State not willing to divest from Sudan

Activist disappointed that KPERS holdings won't be moved

? State lawmakers Wednesday refused to push for selling off approximately $43.5 million in Kansas public pension investments in Sudan, which the U.S. government says is guilty of genocide.

Several members of the House-Senate committee on pensions said they feared divesting in Sudan would set a precedent that could lead to divestment of holdings in a number of other countries.

“This gets to be a big thing if you start doing it,” said state Rep. John Edmonds, R-Great Bend.

“It may be Sudan today, but who knows who it could be next year,” said Senate President Steve Morris, R-Hugoton.

Sonny Scroggins, a human rights activist from Topeka, said he was disappointed.

“They (lawmakers) are supposed to be the conscience of the people,” Scroggins said as he held an anti-Sudan protest sign outside the Capitol. “They worry about big business and money at the expense of life.”

The U.S. has accused the Sudanese government of genocide against ethnic African tribes in fighting that has left 200,000 dead and 2.5 million homeless since 2003.

Despite the committee’s rejection of divestment, the issue isn’t dead in the Kansas Statehouse.

A proposal is expected to be filed during the legislative session that starts in January that would require the state to sell off investments in Sudan that are made through the Kansas Public Employees Retirement System.

KPERS administers retirement plans for state and local public employees. It has assets of $12.2 billion and 250,000 members, including all state employees and school teachers.

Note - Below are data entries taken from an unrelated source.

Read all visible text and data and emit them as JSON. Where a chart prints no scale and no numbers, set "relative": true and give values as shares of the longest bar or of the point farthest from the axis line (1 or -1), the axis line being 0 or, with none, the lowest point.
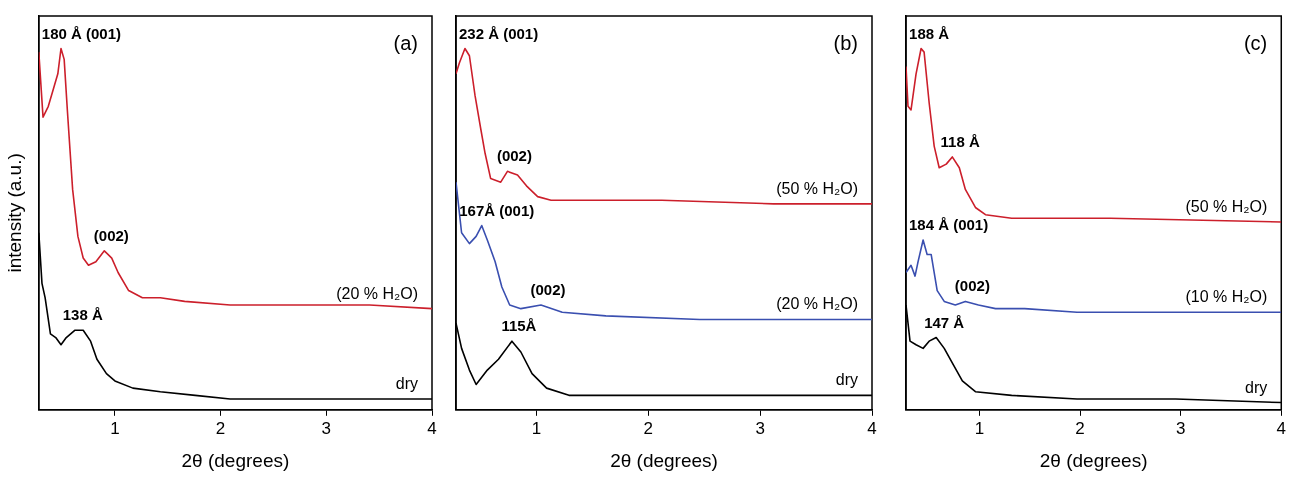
{
  "chart_data": [
    {
      "type": "line",
      "relative": true,
      "xlabel": "2θ (degrees)",
      "ylabel": "intensity (a.u.)",
      "xlim": [
        0.28,
        4
      ],
      "xticks": [
        1,
        2,
        3,
        4
      ],
      "grid": false,
      "legend": false,
      "marker": "none",
      "line_style": "solid",
      "annotations": [
        "(a)",
        {
          "text": "180 Å (001)",
          "x": 0.49,
          "y": 1.0
        },
        {
          "text": "(002)",
          "x": 0.9,
          "y": 0.44
        },
        {
          "text": "138 Å",
          "x": 0.62,
          "y": 0.22
        }
      ],
      "series": [
        {
          "name": "(20 % H₂O)",
          "color": "#cc1f2b",
          "x": [
            0.28,
            0.32,
            0.37,
            0.42,
            0.46,
            0.49,
            0.52,
            0.55,
            0.6,
            0.65,
            0.7,
            0.75,
            0.82,
            0.9,
            0.97,
            1.03,
            1.13,
            1.26,
            1.43,
            1.66,
            2.09,
            2.75,
            3.41,
            4.0
          ],
          "values": [
            0.99,
            0.81,
            0.84,
            0.89,
            0.93,
            1.0,
            0.97,
            0.83,
            0.61,
            0.48,
            0.42,
            0.4,
            0.41,
            0.44,
            0.42,
            0.38,
            0.33,
            0.31,
            0.31,
            0.3,
            0.29,
            0.29,
            0.29,
            0.28
          ]
        },
        {
          "name": "dry",
          "color": "#000000",
          "x": [
            0.28,
            0.31,
            0.34,
            0.39,
            0.44,
            0.49,
            0.54,
            0.62,
            0.7,
            0.77,
            0.83,
            0.92,
            1.0,
            1.17,
            1.43,
            1.76,
            2.09,
            3.08,
            4.0
          ],
          "values": [
            0.49,
            0.35,
            0.31,
            0.21,
            0.2,
            0.18,
            0.2,
            0.22,
            0.22,
            0.19,
            0.14,
            0.1,
            0.08,
            0.06,
            0.05,
            0.04,
            0.03,
            0.03,
            0.03
          ]
        }
      ]
    },
    {
      "type": "line",
      "relative": true,
      "xlabel": "2θ (degrees)",
      "xlim": [
        0.28,
        4
      ],
      "xticks": [
        1,
        2,
        3,
        4
      ],
      "grid": false,
      "legend": false,
      "marker": "none",
      "line_style": "solid",
      "annotations": [
        "(b)",
        {
          "text": "232 Å (001)",
          "x": 0.36,
          "y": 1.0
        },
        {
          "text": "(002)",
          "x": 0.74,
          "y": 0.66
        },
        {
          "text": "167Å (001)",
          "x": 0.51,
          "y": 0.51
        },
        {
          "text": "(002)",
          "x": 1.04,
          "y": 0.29
        },
        {
          "text": "115Å",
          "x": 0.78,
          "y": 0.19
        }
      ],
      "series": [
        {
          "name": "(50 % H₂O)",
          "color": "#cc1f2b",
          "x": [
            0.28,
            0.31,
            0.36,
            0.4,
            0.45,
            0.5,
            0.54,
            0.59,
            0.68,
            0.74,
            0.83,
            0.91,
            1.01,
            1.13,
            1.46,
            2.12,
            3.12,
            4.0
          ],
          "values": [
            0.93,
            0.96,
            1.0,
            0.98,
            0.87,
            0.78,
            0.71,
            0.64,
            0.63,
            0.66,
            0.65,
            0.62,
            0.59,
            0.58,
            0.58,
            0.58,
            0.57,
            0.57
          ]
        },
        {
          "name": "(20 % H₂O)",
          "color": "#3a4fb0",
          "x": [
            0.28,
            0.33,
            0.4,
            0.46,
            0.51,
            0.56,
            0.63,
            0.69,
            0.76,
            0.86,
            1.04,
            1.23,
            1.62,
            2.46,
            4.0
          ],
          "values": [
            0.63,
            0.49,
            0.46,
            0.48,
            0.51,
            0.47,
            0.41,
            0.34,
            0.29,
            0.28,
            0.29,
            0.27,
            0.26,
            0.25,
            0.25
          ]
        },
        {
          "name": "dry",
          "color": "#000000",
          "x": [
            0.28,
            0.33,
            0.4,
            0.46,
            0.56,
            0.66,
            0.78,
            0.86,
            0.96,
            1.09,
            1.29,
            1.79,
            2.79,
            4.0
          ],
          "values": [
            0.24,
            0.17,
            0.11,
            0.07,
            0.11,
            0.14,
            0.19,
            0.16,
            0.1,
            0.06,
            0.04,
            0.04,
            0.04,
            0.04
          ]
        }
      ]
    },
    {
      "type": "line",
      "relative": true,
      "xlabel": "2θ (degrees)",
      "xlim": [
        0.27,
        4
      ],
      "xticks": [
        1,
        2,
        3,
        4
      ],
      "grid": false,
      "legend": false,
      "marker": "none",
      "line_style": "solid",
      "annotations": [
        "(c)",
        {
          "text": "188 Å",
          "x": 0.42,
          "y": 1.0
        },
        {
          "text": "118 Å",
          "x": 0.73,
          "y": 0.7
        },
        {
          "text": "184 Å (001)",
          "x": 0.44,
          "y": 0.47
        },
        {
          "text": "(002)",
          "x": 0.86,
          "y": 0.3
        },
        {
          "text": "147 Å",
          "x": 0.57,
          "y": 0.2
        }
      ],
      "series": [
        {
          "name": "(50 % H₂O)",
          "color": "#cc1f2b",
          "x": [
            0.27,
            0.29,
            0.32,
            0.37,
            0.42,
            0.45,
            0.5,
            0.55,
            0.6,
            0.67,
            0.73,
            0.8,
            0.86,
            0.96,
            1.06,
            1.32,
            2.3,
            4.0
          ],
          "values": [
            0.95,
            0.84,
            0.83,
            0.93,
            1.0,
            0.99,
            0.85,
            0.73,
            0.67,
            0.68,
            0.7,
            0.67,
            0.61,
            0.56,
            0.54,
            0.53,
            0.53,
            0.52
          ]
        },
        {
          "name": "(10 % H₂O)",
          "color": "#3a4fb0",
          "x": [
            0.27,
            0.32,
            0.36,
            0.39,
            0.44,
            0.48,
            0.52,
            0.58,
            0.65,
            0.76,
            0.86,
            0.99,
            1.16,
            1.45,
            1.97,
            4.0
          ],
          "values": [
            0.38,
            0.4,
            0.37,
            0.41,
            0.47,
            0.43,
            0.43,
            0.33,
            0.3,
            0.29,
            0.3,
            0.29,
            0.28,
            0.28,
            0.27,
            0.27
          ]
        },
        {
          "name": "dry",
          "color": "#000000",
          "x": [
            0.27,
            0.31,
            0.37,
            0.44,
            0.5,
            0.57,
            0.65,
            0.73,
            0.83,
            0.96,
            1.32,
            1.97,
            2.95,
            4.0
          ],
          "values": [
            0.29,
            0.19,
            0.18,
            0.17,
            0.19,
            0.2,
            0.17,
            0.13,
            0.08,
            0.05,
            0.04,
            0.03,
            0.03,
            0.02
          ]
        }
      ]
    }
  ]
}
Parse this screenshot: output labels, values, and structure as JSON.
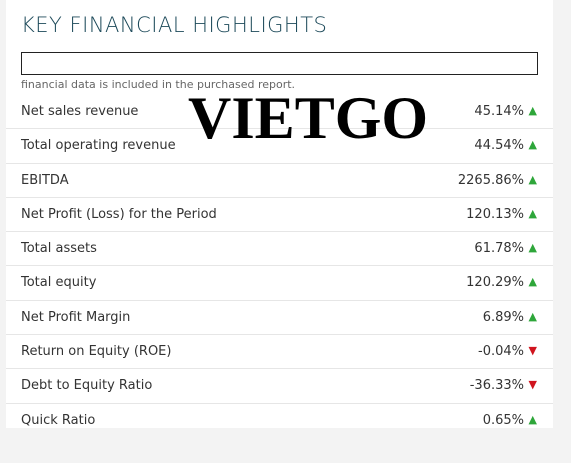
{
  "header": {
    "title": "KEY FINANCIAL HIGHLIGHTS",
    "note": "financial data is included in the purchased report."
  },
  "watermark": "VIETGO",
  "table": {
    "rows": [
      {
        "label": "Net sales revenue",
        "value": "45.14%",
        "trend": "up"
      },
      {
        "label": "Total operating revenue",
        "value": "44.54%",
        "trend": "up"
      },
      {
        "label": "EBITDA",
        "value": "2265.86%",
        "trend": "up"
      },
      {
        "label": "Net Profit (Loss) for the Period",
        "value": "120.13%",
        "trend": "up"
      },
      {
        "label": "Total assets",
        "value": "61.78%",
        "trend": "up"
      },
      {
        "label": "Total equity",
        "value": "120.29%",
        "trend": "up"
      },
      {
        "label": "Net Profit Margin",
        "value": "6.89%",
        "trend": "up"
      },
      {
        "label": "Return on Equity (ROE)",
        "value": "-0.04%",
        "trend": "down"
      },
      {
        "label": "Debt to Equity Ratio",
        "value": "-36.33%",
        "trend": "down"
      },
      {
        "label": "Quick Ratio",
        "value": "0.65%",
        "trend": "up"
      }
    ]
  }
}
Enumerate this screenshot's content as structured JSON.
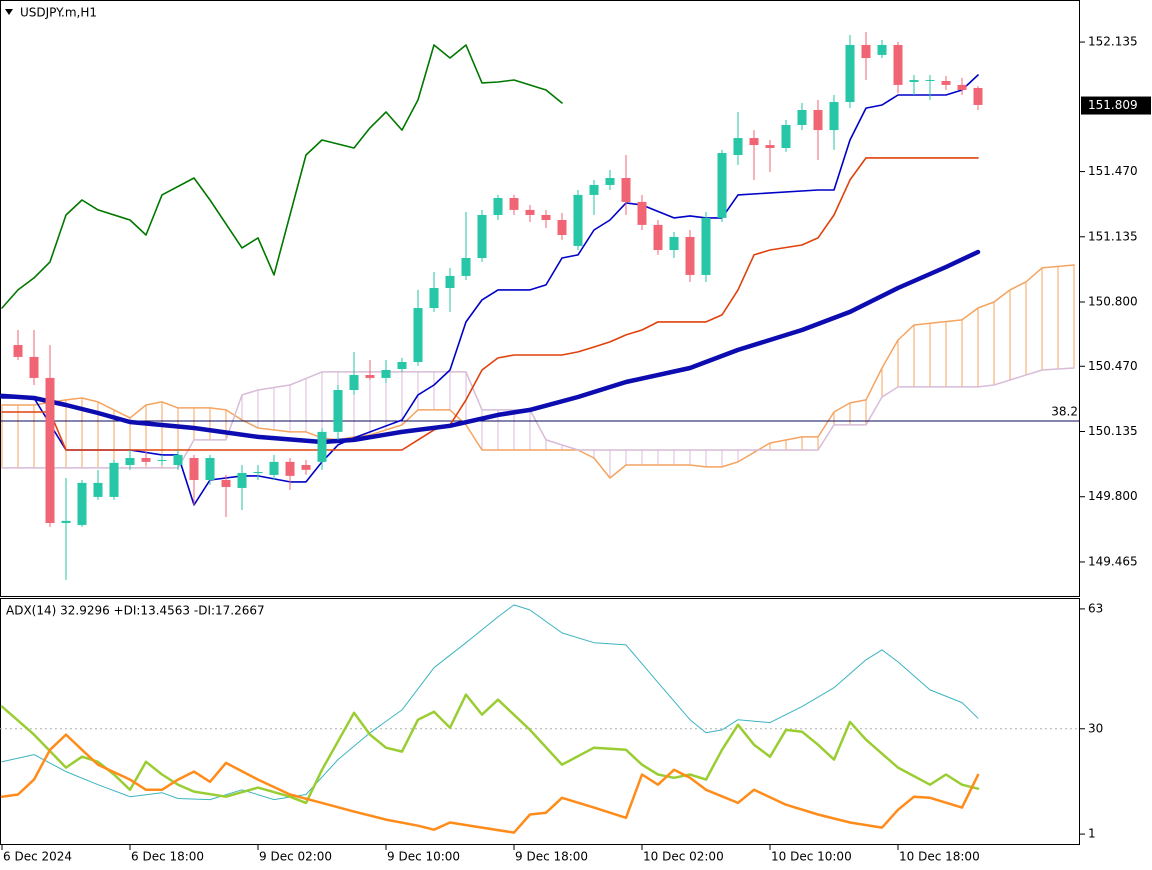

Glenn Deck, executive director of KPERS, said the retirement system’s investment in the African nation, is about $43.5 million, which is about one-third of 1 percent of KPERS’ portfolio.

KPERS doesn’t have any direct holdings in Sudan or any investments in Sudanese companies, but it does hold securities of companies that have business connections to Sudan, he said.

“One of the most difficult aspects of this issue is determining what constitutes a business connection and the significance of that connection to the Sudanese government’s revenues,” he said.

Deck said selling the investments would have little effect on the overall performance of KPERS investments.

But it would cost from several hundred thousands dollars to several million dollars to liquidate and reinvest, he said.

Six states have divested from Sudan, and 20 others are considering it, he said.